Quentin Tarantino Admits Backlash Has Made Him Uneasy About Police
"It's interesting; I'm now all of a sudden looking into my rearview mirror again."
Quentin Tarantino once again is nervous about police, as he was in his youth.
The embattled director appeared Friday night on Real Time With Bill Maher, where he talked about the recent controversy surrounding him and remarks he made during an anti-police-brutality rally in New York late last month.
As he previously has done, the director of the upcoming The Hateful Eight said his comments about police being "murderers" have been misconstrued. And what's more, the backlash from numerous law-enforcement agencies around the country has made him uneasy.
"It's interesting; I'm now all of a sudden looking into my rearview mirror again, and I'm seeing the bubblegums — police cars — again in a way that I haven't thought about in 20 years," Tarantino told Maher.
Numerous police unions and law-enforcement organizations have denounced the Hollywood filmmaker. The Fraternal Order of Police, the largest union for sworn officers in the country, has gone one step further, saying that it has a "surprise" in store for Tarantino. No specifics on its plan were released.
Tarantino told Maher he was fine debating with police over what he actually said, not an interpretation.
"If they were saying what I said, and they had a problem with that, well then now we're actually talking about the problem," said Tarantino. "We actually do need to talk to the cops about this. We actually do need to get to the problem. We need to bring this to the table."
Maher asked the Pulp Fiction director if he was going to "continue talking," to which Tarantino replied: "Yeah. Absolutely."
While on the HBO show, Tarantino told Maher the main problem — or the "biggest head that needs to be chopped off first" of the "Hydra" — is the "blue-wall idea."

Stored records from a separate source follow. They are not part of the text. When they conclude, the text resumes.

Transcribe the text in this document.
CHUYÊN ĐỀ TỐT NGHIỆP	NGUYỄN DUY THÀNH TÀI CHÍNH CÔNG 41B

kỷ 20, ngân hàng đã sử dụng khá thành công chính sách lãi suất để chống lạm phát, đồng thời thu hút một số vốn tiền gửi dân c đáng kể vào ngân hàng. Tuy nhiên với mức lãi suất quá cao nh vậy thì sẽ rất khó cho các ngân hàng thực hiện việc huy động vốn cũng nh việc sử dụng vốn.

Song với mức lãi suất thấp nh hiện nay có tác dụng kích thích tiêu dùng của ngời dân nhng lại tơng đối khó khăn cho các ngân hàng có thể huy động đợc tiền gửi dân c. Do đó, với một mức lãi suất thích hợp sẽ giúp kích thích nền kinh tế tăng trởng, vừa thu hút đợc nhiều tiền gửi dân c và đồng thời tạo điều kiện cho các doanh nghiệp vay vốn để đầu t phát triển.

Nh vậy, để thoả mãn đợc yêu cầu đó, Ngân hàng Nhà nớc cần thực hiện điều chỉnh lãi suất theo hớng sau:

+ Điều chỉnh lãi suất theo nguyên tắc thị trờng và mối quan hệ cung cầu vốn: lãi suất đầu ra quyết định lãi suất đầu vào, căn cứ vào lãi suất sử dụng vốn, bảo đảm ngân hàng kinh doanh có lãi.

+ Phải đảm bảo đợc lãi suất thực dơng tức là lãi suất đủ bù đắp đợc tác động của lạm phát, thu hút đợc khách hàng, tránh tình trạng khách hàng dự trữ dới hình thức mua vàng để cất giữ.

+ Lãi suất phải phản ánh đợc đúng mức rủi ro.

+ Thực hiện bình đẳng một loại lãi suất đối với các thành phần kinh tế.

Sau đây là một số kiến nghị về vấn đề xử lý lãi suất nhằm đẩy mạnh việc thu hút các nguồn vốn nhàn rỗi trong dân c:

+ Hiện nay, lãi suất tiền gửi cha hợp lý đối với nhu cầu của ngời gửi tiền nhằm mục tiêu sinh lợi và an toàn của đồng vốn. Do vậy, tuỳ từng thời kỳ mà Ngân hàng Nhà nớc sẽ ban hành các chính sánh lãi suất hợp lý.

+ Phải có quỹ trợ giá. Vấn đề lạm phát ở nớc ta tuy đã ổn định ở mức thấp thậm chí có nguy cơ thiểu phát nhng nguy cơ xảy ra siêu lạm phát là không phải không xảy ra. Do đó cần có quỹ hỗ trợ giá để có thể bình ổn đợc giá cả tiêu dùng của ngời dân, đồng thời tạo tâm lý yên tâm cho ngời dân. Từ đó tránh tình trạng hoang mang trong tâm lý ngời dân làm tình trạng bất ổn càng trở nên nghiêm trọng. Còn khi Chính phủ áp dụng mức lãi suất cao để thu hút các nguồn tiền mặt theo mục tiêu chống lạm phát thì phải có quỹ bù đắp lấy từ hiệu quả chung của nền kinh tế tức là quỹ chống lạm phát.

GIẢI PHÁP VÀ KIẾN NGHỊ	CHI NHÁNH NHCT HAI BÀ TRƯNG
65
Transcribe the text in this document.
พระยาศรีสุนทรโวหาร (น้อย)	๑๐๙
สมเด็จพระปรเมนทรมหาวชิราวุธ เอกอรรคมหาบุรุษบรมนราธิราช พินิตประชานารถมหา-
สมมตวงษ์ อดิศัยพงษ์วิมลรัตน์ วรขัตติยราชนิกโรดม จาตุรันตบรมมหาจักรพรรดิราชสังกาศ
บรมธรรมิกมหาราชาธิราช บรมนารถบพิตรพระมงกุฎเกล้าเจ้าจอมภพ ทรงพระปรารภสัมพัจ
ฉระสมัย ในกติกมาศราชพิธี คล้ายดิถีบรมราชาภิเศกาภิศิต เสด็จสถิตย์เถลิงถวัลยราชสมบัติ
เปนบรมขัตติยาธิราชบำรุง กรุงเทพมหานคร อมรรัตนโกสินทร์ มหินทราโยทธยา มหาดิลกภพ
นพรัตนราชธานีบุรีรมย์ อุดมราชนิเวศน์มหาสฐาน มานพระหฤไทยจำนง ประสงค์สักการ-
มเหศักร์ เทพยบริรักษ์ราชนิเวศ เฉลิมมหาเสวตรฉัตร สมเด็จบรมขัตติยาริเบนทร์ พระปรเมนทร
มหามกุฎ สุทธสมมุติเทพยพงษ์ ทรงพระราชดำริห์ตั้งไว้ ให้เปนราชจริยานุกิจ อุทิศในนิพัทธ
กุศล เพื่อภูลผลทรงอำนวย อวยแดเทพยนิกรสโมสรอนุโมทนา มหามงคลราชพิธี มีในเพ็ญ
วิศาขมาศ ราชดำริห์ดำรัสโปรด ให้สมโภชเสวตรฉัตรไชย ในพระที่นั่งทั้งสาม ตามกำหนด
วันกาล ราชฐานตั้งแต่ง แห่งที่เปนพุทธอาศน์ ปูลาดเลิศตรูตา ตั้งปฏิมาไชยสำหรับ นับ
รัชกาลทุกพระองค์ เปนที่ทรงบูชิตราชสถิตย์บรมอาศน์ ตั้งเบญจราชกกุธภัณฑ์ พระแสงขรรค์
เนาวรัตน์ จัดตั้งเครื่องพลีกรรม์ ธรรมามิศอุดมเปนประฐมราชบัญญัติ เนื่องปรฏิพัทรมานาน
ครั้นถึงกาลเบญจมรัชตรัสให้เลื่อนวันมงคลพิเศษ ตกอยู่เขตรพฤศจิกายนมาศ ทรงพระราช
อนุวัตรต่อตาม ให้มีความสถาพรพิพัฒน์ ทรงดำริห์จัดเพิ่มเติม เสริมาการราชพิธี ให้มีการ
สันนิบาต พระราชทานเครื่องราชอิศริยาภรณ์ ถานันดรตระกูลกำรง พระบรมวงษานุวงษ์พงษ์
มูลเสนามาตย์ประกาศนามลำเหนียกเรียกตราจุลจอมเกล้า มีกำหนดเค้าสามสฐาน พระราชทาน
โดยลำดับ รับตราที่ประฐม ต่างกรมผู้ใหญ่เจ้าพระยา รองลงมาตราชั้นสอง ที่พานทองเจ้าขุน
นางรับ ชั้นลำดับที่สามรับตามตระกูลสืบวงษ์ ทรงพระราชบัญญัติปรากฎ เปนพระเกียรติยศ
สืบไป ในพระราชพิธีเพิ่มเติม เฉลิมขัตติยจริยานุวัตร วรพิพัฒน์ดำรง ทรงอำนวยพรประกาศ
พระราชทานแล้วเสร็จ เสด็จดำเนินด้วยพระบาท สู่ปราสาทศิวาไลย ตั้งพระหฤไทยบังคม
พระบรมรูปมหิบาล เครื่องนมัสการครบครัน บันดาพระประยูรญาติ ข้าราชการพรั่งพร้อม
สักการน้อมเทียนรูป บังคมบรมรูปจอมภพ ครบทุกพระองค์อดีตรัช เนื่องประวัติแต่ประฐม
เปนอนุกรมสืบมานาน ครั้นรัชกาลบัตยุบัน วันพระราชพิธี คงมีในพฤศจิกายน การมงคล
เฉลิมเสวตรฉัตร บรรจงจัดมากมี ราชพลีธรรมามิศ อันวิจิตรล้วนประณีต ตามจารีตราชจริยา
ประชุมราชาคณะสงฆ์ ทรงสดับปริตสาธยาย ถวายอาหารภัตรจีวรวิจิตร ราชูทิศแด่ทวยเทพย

"The fact that they would protect their own as opposed to put themselves at the betterment of citizenry," explained Tarantino. "I actually don't think it is an issue of individuals, good cops versus bad cops. I think it's inside of the institution itself. If they were really, really serious about this, they wouldn't close rank on what I'm obviously talking about, which is bad cops. And I'm obviously talking about specific cases where it is murder as far as I'm concerned. Walter Scott was murdered."